If I'm reading the code correctly, the file info there corresponds to the file info of the place where the function call is _declared_ - not the file where the function call is evaluated.

That means it should be OK to use this file info for an 'eager' URL resolver. It would act as expected, even if a function call is placed inside a mixin that is imported and evaluated within the context of another file. Namely: with the resolution pinned to the file where the mixin is defined.

However, having thought about this some more, why do we even need the current file path exposed as a variable? Can't it be woven into the conceptual resolve() function itself?

If we're sure no one needs the current file or a general resolver function... maybe... the thing is an explicit local var makes it clear that it's not a generic function, and that the function won't be evaluated like any other function. That's my real concern, is the semantics. No matter what you name it, if you don't have a special "marker" for "current file", then it's not like any other function that's resolved the same based on inputs. In other words, it's a function that resolves according to invisible inputs, and that concerns me. However, if the function is something extremely explicit like current-file-resolve(), maybe that's clear enough. Otherwise you're just going to confuse people why a mixin call didn't resolve specialfunction() according to the file it was called in, instead of the file the mixin was defined in.

So, no, a local var is technically not _needed_, but the meaning / output / behavior needs to be clear from the semantics.

hmm...

Ok. Then how about we have a resolve-url(url, [base]) function - with an optional base; defaulting to the directory of the file in which the function call is written/declared/defined. Then have a declared-dir() function which just pulls this.fileInfo and grabs the path, should authors want to pull the path explicitly; want to take a path from a different file; or need to use this as part of some other feature not related to URL resolution.

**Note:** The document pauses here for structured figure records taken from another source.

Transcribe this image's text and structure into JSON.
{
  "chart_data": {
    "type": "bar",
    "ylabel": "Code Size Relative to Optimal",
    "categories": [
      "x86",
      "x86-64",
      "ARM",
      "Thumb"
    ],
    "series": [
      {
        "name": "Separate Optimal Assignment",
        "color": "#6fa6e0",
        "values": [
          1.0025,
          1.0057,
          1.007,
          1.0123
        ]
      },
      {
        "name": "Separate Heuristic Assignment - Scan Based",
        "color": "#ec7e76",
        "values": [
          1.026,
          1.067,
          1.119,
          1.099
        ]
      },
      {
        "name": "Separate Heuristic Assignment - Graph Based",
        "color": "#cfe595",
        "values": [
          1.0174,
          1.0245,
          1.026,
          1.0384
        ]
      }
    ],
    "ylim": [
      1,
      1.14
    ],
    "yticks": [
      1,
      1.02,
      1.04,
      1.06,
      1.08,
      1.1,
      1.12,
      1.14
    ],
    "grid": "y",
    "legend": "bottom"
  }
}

I.e. a full form call (without implicit base) would be something like:

resolve-url("../foo", declared-dir())

... and would be equivalent to just doing

resolve-url("../foo")

... which is the eager equivalent to the lazy

url("../foo")

No 'automagically' injected variables needed that way. This could be implemented purely as a set of plugin functions, I think. And the only core mechanic we need is a way to mark URLs as 'already resolved', so that the default resolver logic can be blocked from running on URLs that come out of the resolve-url function.

The semantics should be made clear in documentation ofcourse. And that documentation can explicitly compare url against resolve-url to illustrate the eager and lazy evaluation/resolution.

Just in case the "injected variables" idea won't work (w/o additional hacks) anyway because imported files have the same scope. I.e.:

@__dir: "whatever";
// *everywhere* it's the only @__dir value = the path of "c"
@import "a";
@import "b";
@import "c";

Speaking of the function-based implementation, I think (but can't be sure) that it's still possible to obtain the path of the file where the function is invoked somewhere in its this.context.? or this.context.frames[?] or so.

emmmm, so we don't have a better way to resolve it?

@heynext
emmmm, so we don't have a better way to resolve it?

Lazy evaluation makes this very hard to solve properly, I'm afraid.


@seven-phases-max
Speaking of the function-based implementation, I think (but can't be sure) that it's still possible to obtain the path of the file where the function is invoked somewhere in its this.context.? or this.context.frames[?] or so.

You should be able to find the Call node in its hierarchy, yes.